Portador de deficiência
O termo “pessoa com deficiência” é o mais recomendado. “O termo valoriza primeiro a pessoa, o ser humano, e depois destaca a sua condição”, diz o sociólogo Manoel Negraes, da Universidade Livre para a Eficiência Humana. A expressão “portador de deficiência”, segundo ele, é incorreta porque “tal característica não é um objeto que se porta e do qual se pode abrir mão, como um guarda-chuva”.
A simbologia do negro
Termos como “mercado negro”, “denegrir” e outras expressões que associam o negro a algo negativo também são politicamente incorretas. “É preciso entender que a palavra tem uma simbologia. Talvez você não quis dizer isso, mas a palavra quis. E para uma pessoa negra que cresce ouvindo isso, é muito ruim”, diz o presidente do Instituto de Defesa dos Direitos Humanos, Paulo Pedron.
Homossexualismo
O mesmo vale para os termos homossexualidade e transexualidade.
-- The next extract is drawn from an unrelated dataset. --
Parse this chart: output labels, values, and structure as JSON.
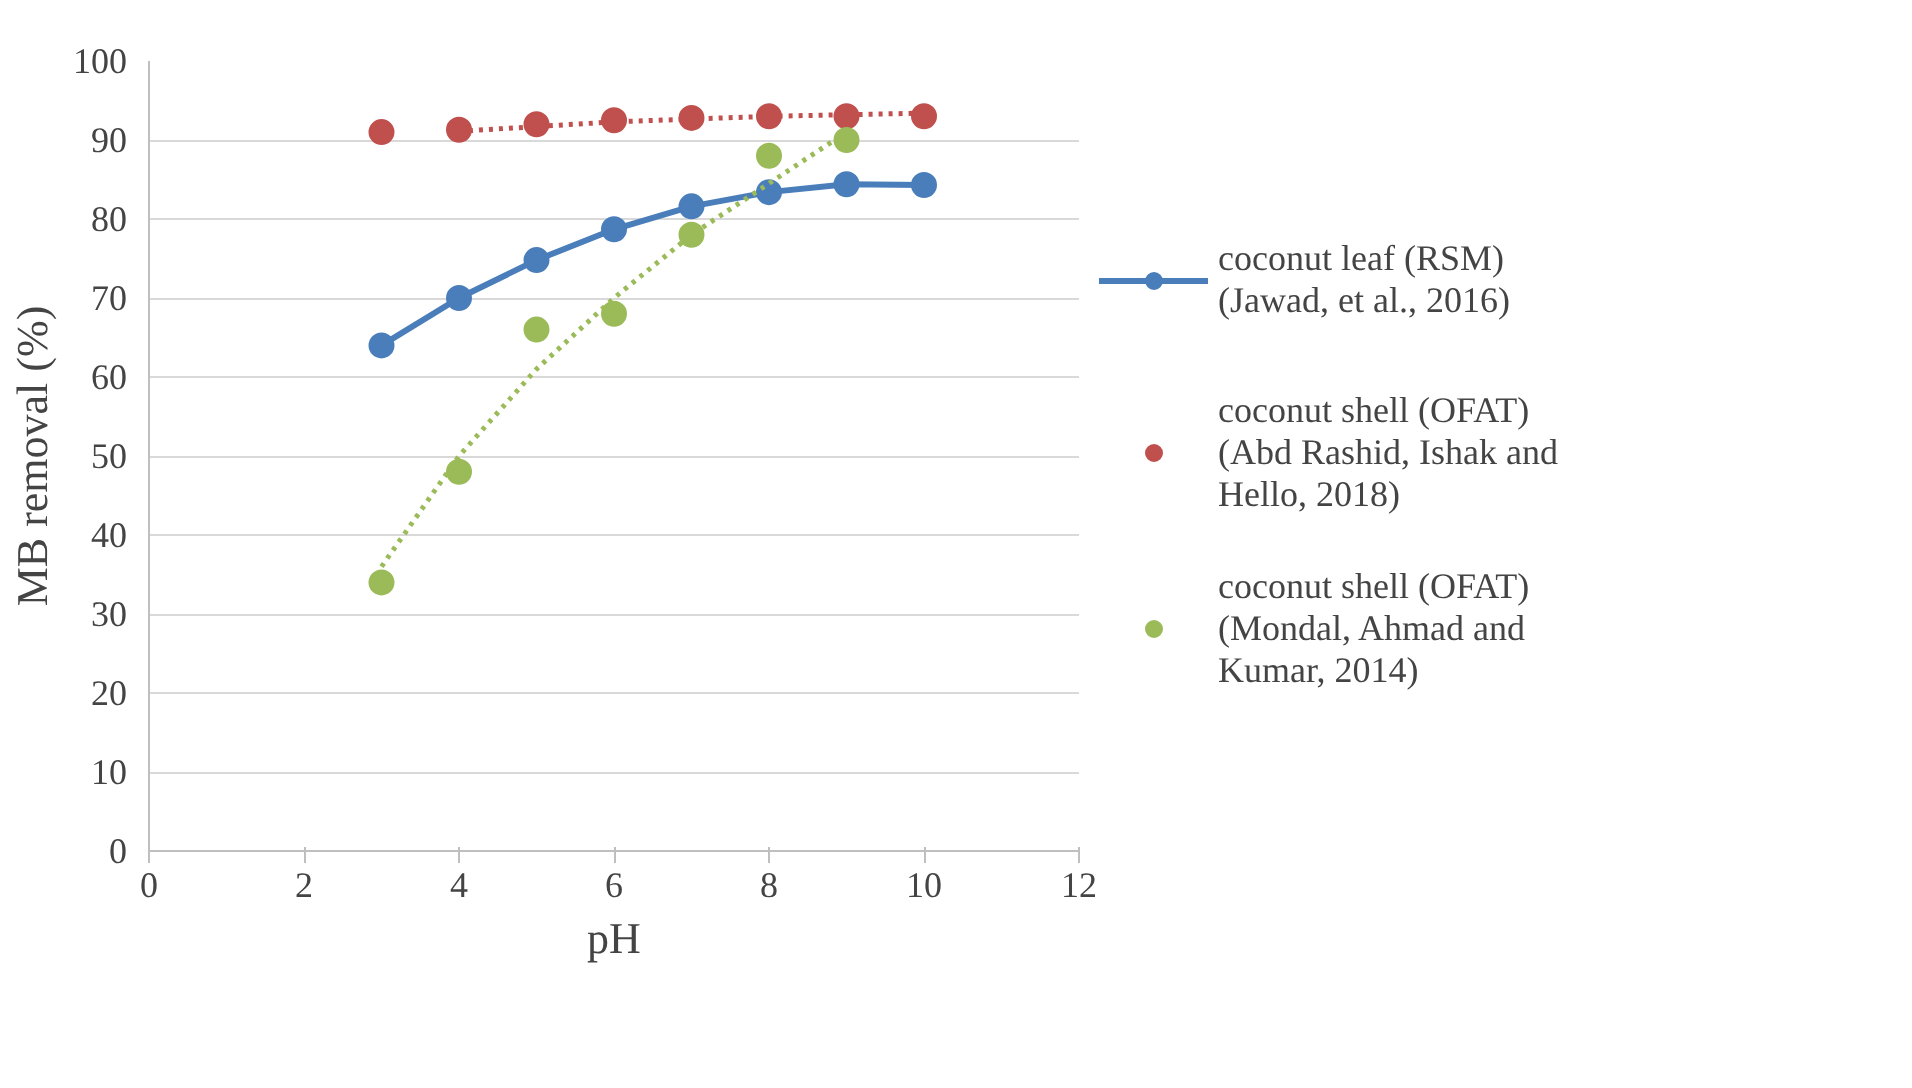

No primeiro caso, a palavra “homossexualismo”, cujo sufixo “ismo” designa doença, não é mais utilizado, sob recomendação da Organização Mundial da Saúde. Já o segundo ainda é usado pela OMS, mas há discussão para que, em breve, o termo caia, e vários órgãos, como a Organização das Nações Unidas, já deixaram de usá-la em seus relatórios.
De menor
Outro termo que caiu em desuso é o “de menor” para se referir a criança ou adolescente. Isso porque a palavra está carregada de preconceito, associando o “menor” a um criminoso, uma pessoa sem direitos ou de uma classe social inferior. A mudança do nome ocorreu também no âmbito jurídico, quando o último Código de Menores, de 1979, foi substituído pelo Estatuto da Criança e do Adolescente, em 1990.